呼图克看着被拖下去的“林南殊”,又瞥了一眼旁边黯然神伤的程戈。
心里那点因为过程诡异而产生的疑虑,被抓到正主的满意暂时压下。
他挥了挥手,对剩下的侍卫道:“把他也带下去,分开看押。”
程戈顺从地被带走,低垂着头,肩膀微微耸动,仿佛还在为“林兄”的遭遇伤心。
………
乌力吉连夜将遭狼袭的牛羊重新归拢清点,加固了破损的围栏,又亲自查看了受伤牧人的伤势,一一安排妥当。
等他都处理好时,东方天际已泛起一丝极其黯淡的灰白。
一夜未合眼,整个人都有些疲惫,
他草草用溪水抹了把脸,翻身上马,准备赶回营地。
心中那点隐约的不安,像藤蔓一样,随着天光渐亮,越缠越紧。
谁料,才往回赶了不到一半的路程,前方薄雾中便猛地冲出一骑,马匹显然已被催到极限,口鼻喷着白沫。

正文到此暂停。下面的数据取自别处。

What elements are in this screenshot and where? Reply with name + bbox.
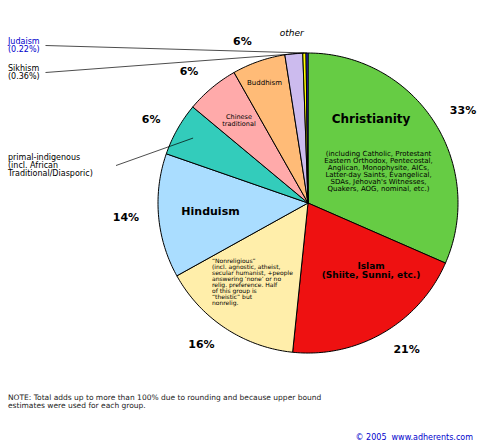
svg-text:6%: 6% (180, 65, 199, 78)
svg-text:(including Catholic, Protestan: (including Catholic, ProtestantEastern O… (324, 150, 433, 193)
svg-text:primal-indigenous(incl. Africa: primal-indigenous(incl. AfricanTradition… (7, 153, 93, 178)
svg-text:“Nonreligious”(incl. agnostic,: “Nonreligious”(incl. agnostic, atheist,s… (212, 257, 293, 307)
svg-text:Christianity: Christianity (332, 112, 411, 126)
svg-text:Buddhism: Buddhism (247, 79, 282, 87)
svg-text:Judaism(0.22%): Judaism(0.22%) (7, 37, 40, 54)
svg-text:6%: 6% (142, 113, 161, 126)
svg-text:Hinduism: Hinduism (181, 205, 239, 218)
svg-text:© 2005 www.adherents.com: © 2005 www.adherents.com (356, 433, 474, 442)
svg-text:Sikhism(0.36%): Sikhism(0.36%) (8, 64, 40, 81)
svg-text:21%: 21% (393, 343, 419, 356)
svg-text:Chinesetraditional: Chinesetraditional (222, 113, 256, 128)
svg-text:33%: 33% (450, 104, 476, 117)
svg-text:14%: 14% (113, 211, 139, 224)
svg-text:16%: 16% (188, 338, 214, 351)
svg-text:Islam(Shiite, Sunni, etc.): Islam(Shiite, Sunni, etc.) (322, 261, 421, 280)
svg-text:NOTE: Total adds up to more th: NOTE: Total adds up to more than 100% du… (8, 393, 322, 410)
svg-text:6%: 6% (233, 35, 252, 48)
svg-text:other: other (280, 28, 305, 38)
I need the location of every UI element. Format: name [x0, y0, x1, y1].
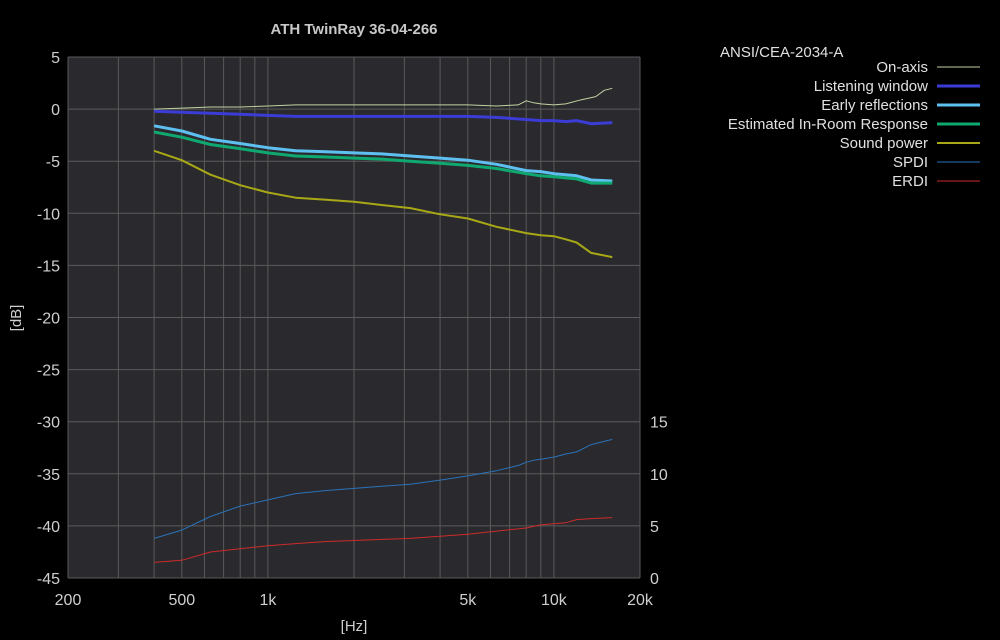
y-tick-label: 5 — [51, 50, 60, 67]
y-tick-label: -5 — [46, 154, 60, 171]
y-tick-label: -45 — [37, 571, 60, 588]
series-line-listening-window — [154, 109, 613, 126]
y2-axis-ticks: 15 10 5 0 — [650, 415, 668, 588]
y-tick-label: -40 — [37, 519, 60, 536]
y-tick-label: 0 — [51, 102, 60, 119]
x-axis-ticks: 200 500 1k 5k 10k 20k — [55, 592, 654, 609]
y2-tick-label: 5 — [650, 519, 659, 536]
x-tick-label: 500 — [168, 592, 195, 609]
y-tick-label: -30 — [37, 415, 60, 432]
legend: ANSI/CEA-2034-A On-axis Listening window E… — [720, 44, 980, 190]
legend-label: SPDI — [893, 154, 928, 171]
x-axis-label: [Hz] — [341, 618, 368, 635]
x-tick-label: 20k — [627, 592, 654, 609]
series-line-sound-power — [153, 149, 613, 259]
x-tick-label: 1k — [259, 592, 277, 609]
legend-label: Sound power — [840, 135, 928, 152]
y-tick-label: -15 — [37, 258, 60, 275]
series-line-on-axis — [154, 87, 613, 110]
legend-label: ERDI — [892, 173, 928, 190]
y-tick-label: -25 — [37, 363, 60, 380]
legend-label: Early reflections — [821, 97, 928, 114]
series-line-estimated-in-room-response — [153, 130, 613, 185]
grid-lines — [67, 56, 641, 579]
y-axis-ticks: 5 0 -5 -10 -15 -20 -25 -30 -35 -40 -45 — [37, 50, 60, 588]
series-line-early-reflections — [153, 124, 613, 183]
x-tick-label: 200 — [55, 592, 82, 609]
y-tick-label: -20 — [37, 311, 60, 328]
y-tick-label: -10 — [37, 206, 60, 223]
x-tick-label: 5k — [459, 592, 477, 609]
chart-title: ATH TwinRay 36-04-266 — [271, 21, 438, 38]
legend-label: On-axis — [876, 59, 928, 76]
y-tick-label: -35 — [37, 467, 60, 484]
y2-tick-label: 10 — [650, 467, 668, 484]
legend-label: Listening window — [814, 78, 928, 95]
series-line-erdi — [154, 517, 613, 563]
x-tick-label: 10k — [541, 592, 568, 609]
y-axis-label: [dB] — [8, 305, 25, 332]
series-layer — [153, 87, 613, 563]
legend-label: Estimated In-Room Response — [728, 116, 928, 133]
y2-tick-label: 15 — [650, 415, 668, 432]
y2-tick-label: 0 — [650, 571, 659, 588]
series-line-spdi — [153, 438, 613, 539]
legend-title: ANSI/CEA-2034-A — [720, 44, 843, 61]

马背上的人远远看见乌力吉的身影,竟不顾危险,直接从疾驰的马背上翻滚而下。
踉跄着几乎摔倒,随即连滚带爬地扑了过来,声音因为极度的惊恐和奔波而撕裂变调:
“首领!不好了!出事了!出、出大事了!!”
乌力吉心头猛地一沉,看着这个面无人色的族人,“出什么事了?”
那人喘得几乎背过气去,双手撑地抬起头,脸上混合着泥,眼神里全是骇然。
“族……族人们!好多族人,昨夜……被大汗的人抓走了!
我是……是趁他们押送别人、场面混乱时,躲进草料车底下才逃出来的!”
乌力吉握着缰绳的手骤然收紧,指节瞬间绷白。
他压着嗓子继续问,每一个字都像从冰里凿出来的:“现在什么情况?只抓了我们兀尔哈部的人?”
“不……不止!”那族人连连摇头,脸上惊恐更甚,“其他……其他那些先前也说病了、马乏不愿意出兵的部落,好多人也被抓了!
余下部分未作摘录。